What do you think of when you conjure up Africa in your mind? Perhaps safaris: lions and elephants -- maybe the ecology of the vast continent? Most likely, you think of what is most often portrayed in Western media: conflict, pestilence and poverty. We are over here to photograph the "other" Africa. The vast majority of millions and millions of people go about their lives contributing to a rich, ancient civilization and vibrant, contemporary culture. We are seeking to document all aspects of local traditions, economy, entrepreneurship, medicine, education, and media.
There are 54 separate and distinct countries on this continent. Each has its own personality. Step by step we are trying to find the myriad voices of Africa through photography-the universal language. Last year we performed the litmus test and documented Ghana. This summer we are covering Tanzania. The algorithm for how the next location is chosen is skewed so that powerful, newsworthy countries have the same chance as the smaller, emerging ones. With each new country we learn a whole new timetable, temperature and rhythm; protocols, regulations, etiquettes and, most importantly, each country has a new way of being photographed.
Covering Ghana in just less than three weeks I was able to gain access to a radio station, computer manufacturing company and furniture makers. I had to travel for two days on unpaved, red clay roads to reach an emerging clinic that services two hundred patients a day. We brought in new medical supplies as the single doctor and multiple nurses treated malaria, pregnancy and assorted ailments, which are not typical outside the region. I followed the unique coffin artisans who are commissioned to make "containers" that reflect the life and wishes of the deceased. These final resting places are extremely fanciful, elaborate and one-of-a-kind.
Some stories are big, most are small. Everything is a metaphor. We email, telephone, text, Skype every lead to find local people who have old and new stories. Eventually after we have a large enough sampling of issues, we hope to visually tackle more abstract subjects as migration, water, tribes, and weather. We also have plans to include photographs from local photographers who live amongst the stories and have taken them on in depth.
This year in Tanzania we tracked the uneasy relationship of tribes such as the nomadic Maasai, who were displaced from the huge game preserves. Animal conservation seems to be a natural idea until it is revealed that the government exiled many peoples from their homelands. Safaris are a huge part of the economy but human rights issues are contentious.
Modern technology has increased the studio's ability to fund and display our output. When we first had the idea of panAFRICAproject.org we were limited as to what we could do. Social networking has allowed us to display and update our progress almost in "real time". We have been able to use FACEBOOK and Twitter when we find good WIFI and cell service. Over the years we have built better "travel muscles" so as to remain healthy, energetic, and creative with the breakneck schedule.
We find some cultures are reluctant to be photographed.
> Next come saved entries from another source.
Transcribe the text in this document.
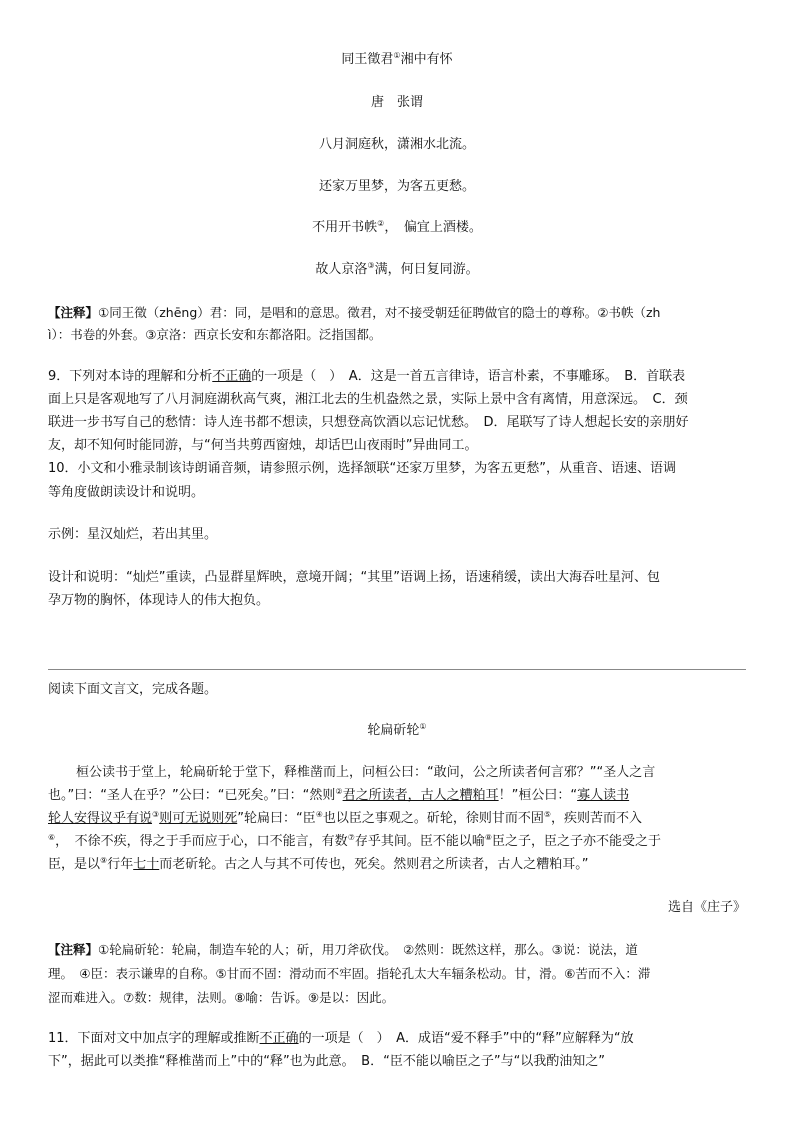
同王徵君①湘中有怀
唐　张谓
八月洞庭秋，潇湘水北流。
还家万里梦，为客五更愁。
不用开书帙②，　偏宜上酒楼。
故人京洛③满，何日复同游。
【注释】①同王徵（zhēng）君：同，是唱和的意思。徵君，对不接受朝廷征聘做官的隐士的尊称。②书帙（zh
ì）：书卷的外套。③京洛：西京长安和东都洛阳。泛指国都。
9．下列对本诗的理解和分析不正确的一项是（　）　A．这是一首五言律诗，语言朴素，不事雕琢。　B．首联表
面上只是客观地写了八月洞庭湖秋高气爽，湘江北去的生机盎然之景，实际上景中含有离情，用意深远。　C．颈
联进一步书写自己的愁情：诗人连书都不想读，只想登高饮酒以忘记忧愁。　D．尾联写了诗人想起长安的亲朋好
友，却不知何时能同游，与“何当共剪西窗烛，却话巴山夜雨时”异曲同工。
10．小文和小雅录制该诗朗诵音频，请参照示例，选择颔联“还家万里梦，为客五更愁”，从重音、语速、语调
等角度做朗读设计和说明。
示例：星汉灿烂，若出其里。
设计和说明：“灿烂”重读，凸显群星辉映，意境开阔；“其里”语调上扬，语速稍缓，读出大海吞吐星河、包
孕万物的胸怀，体现诗人的伟大抱负。
阅读下面文言文，完成各题。
轮扁斫轮①
桓公读书于堂上，轮扁斫轮于堂下，释椎凿而上，问桓公曰：“敢问，公之所读者何言邪？”“圣人之言
也。”曰：“圣人在乎？”公曰：“已死矣。”曰：“然则②君之所读者，古人之糟粕耳！”桓公曰：“寡人读书
轮人安得议乎有说③则可无说则死”轮扁曰：“臣④也以臣之事观之。斫轮，徐则甘而不固⑤，疾则苦而不入
⑥，　不徐不疾，得之于手而应于心，口不能言，有数⑦存乎其间。臣不能以喻⑧臣之子，臣之子亦不能受之于
臣，是以⑨行年七十而老斫轮。古之人与其不可传也，死矣。然则君之所读者，古人之糟粕耳。”
选自《庄子》
【注释】①轮扁斫轮：轮扁，制造车轮的人；斫，用刀斧砍伐。　②然则：既然这样，那么。③说：说法，道
理。　④臣：表示谦卑的自称。⑤甘而不固：滑动而不牢固。指轮孔太大车辐条松动。甘，滑。⑥苦而不入：滞
涩而难进入。⑦数：规律，法则。⑧喻：告诉。⑨是以：因此。
11．下面对文中加点字的理解或推断不正确的一项是（　）　A．成语“爱不释手”中的“释”应解释为“放
下”，据此可以类推“释椎凿而上”中的“释”也为此意。　B．“臣不能以喻臣之子”与“以我酌油知之”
Some people want to be paid. Some are suspicious of our intentions. Adapting shooting techniques accordingly has been part of the fun.
In the midst of wars in DRC, HIV in South Africa, disparity between the "haves and have nots" in the fastest growing economy in the world of Ghana and the epidemic of Ebola in Liberia, #panAFRICAproject is in its next phase: documenting progress and all the positives of the “other “ Africa.